Con queste considerazioni, ipotizzando un aumento di un 30% all’acquisto, l’onere per grossisti e venditori appare molto modesto, se rapportato al prezzo al consumo, pur considerando tutti gli oneri successivi all’acquisto (trasporti, magazzinaggi, intermediazioni e costi commerciali).

Esemplifichiamo il concetto, sempre con riferimento alla tabella: GRANO, al momento, costo 0,24 €/kg e ricavo 3/5 €/kg, l’aumento del 30% provoca un carico al grossista di soli 7 centesimi che incidono meno del 3% sul prezzo di vendita; sul LATTE, costo 0,5 ricavo 2,10, il medesimo aumento di € 0,15, potrebbe incidere meno dell’8%. Sulle ARANCE, costo 0,49, ricavo 1,5, il medesimo aumento per € 0,15 inciderebbe poco più del 10 %. 

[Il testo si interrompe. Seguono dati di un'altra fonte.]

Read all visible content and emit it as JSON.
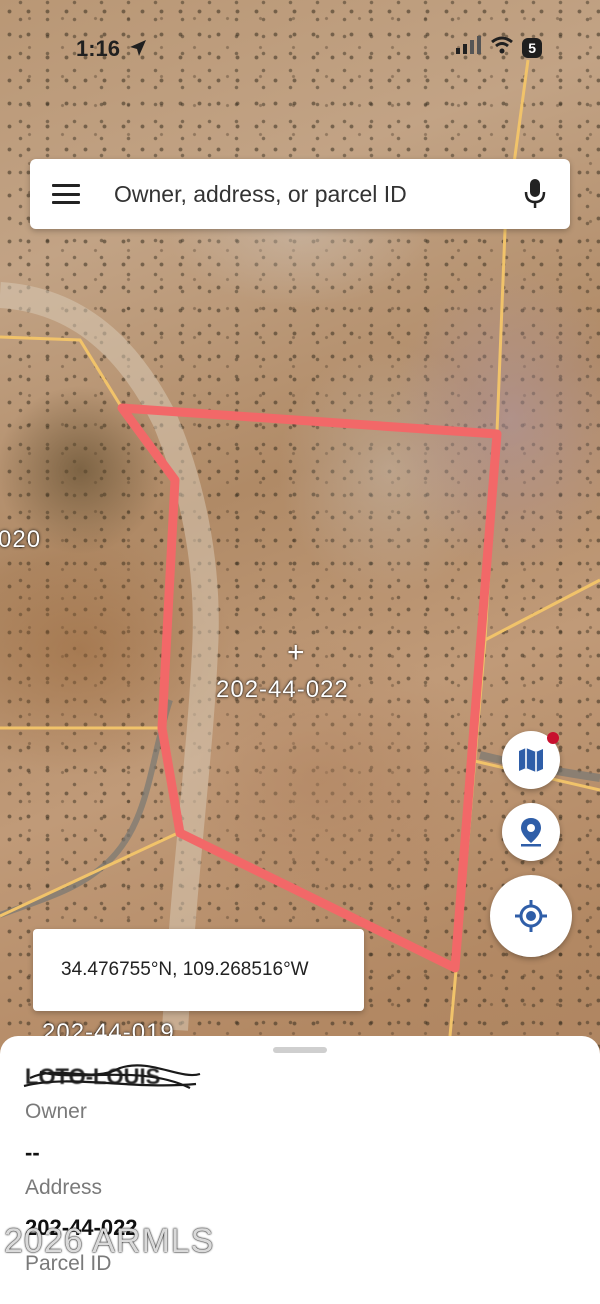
{
  "status_bar": {
    "time": "1:16",
    "battery": "5",
    "icons": [
      "location-arrow-icon",
      "signal-icon",
      "wifi-icon",
      "battery-icon"
    ]
  },
  "search": {
    "placeholder": "Owner, address, or parcel ID",
    "menu_icon": "hamburger-menu-icon",
    "mic_icon": "microphone-icon"
  },
  "map": {
    "parcel_labels": {
      "selected": "202-44-022",
      "left": "020",
      "bottom": "202-44-019"
    },
    "highlight_color": "#f26868",
    "boundary_color": "#f1c36a"
  },
  "controls": {
    "layers_icon": "map-layers-icon",
    "pin_icon": "location-pin-icon",
    "locate_icon": "my-location-icon",
    "accent_color": "#2f5ea8",
    "notification_dot_color": "#c8102e"
  },
  "coordinates": "34.476755°N, 109.268516°W",
  "sheet": {
    "owner_value": "LOTO-LOUIS",
    "owner_label": "Owner",
    "address_value": "--",
    "address_label": "Address",
    "parcel_value": "202-44-022",
    "parcel_label": "Parcel ID"
  },
  "watermark": "2026 ARMLS"
}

Con una buona volontà generalizzata potrebbe essere raggiunto il risultato dei necessari aumenti per gli agricoltori, senza determinare instabilità nei prezzi.

Ribadendo il concetto che –  negli attuali frangenti di difficoltà mondiale e di nostra in particolare (3.000 miliardi di debito pubblico) – tutti noi Italiani si debba cooperare per tenere sana l’economia e che non si debba maggiormente gravare sui bilanci dello Stato, il Governo dovrebbe agire per convincere della necessità di un po’ di solidarietà nazionale e che una piccola stretta alla cintura potrebbe risolvere anche questa questione e, prevenire dannosi risvolti a catena. 

Il Governo dovrebbe, quindi, intervenire soltanto con il concetto della “intelligente persuasione” su grossisti e commercianti, tramite le Associazioni di categoria, per venire incontro alle legittime richieste degli agricoltori, senza danneggiare i consumatori, che, anch’essi, hanno i medesimi problemi.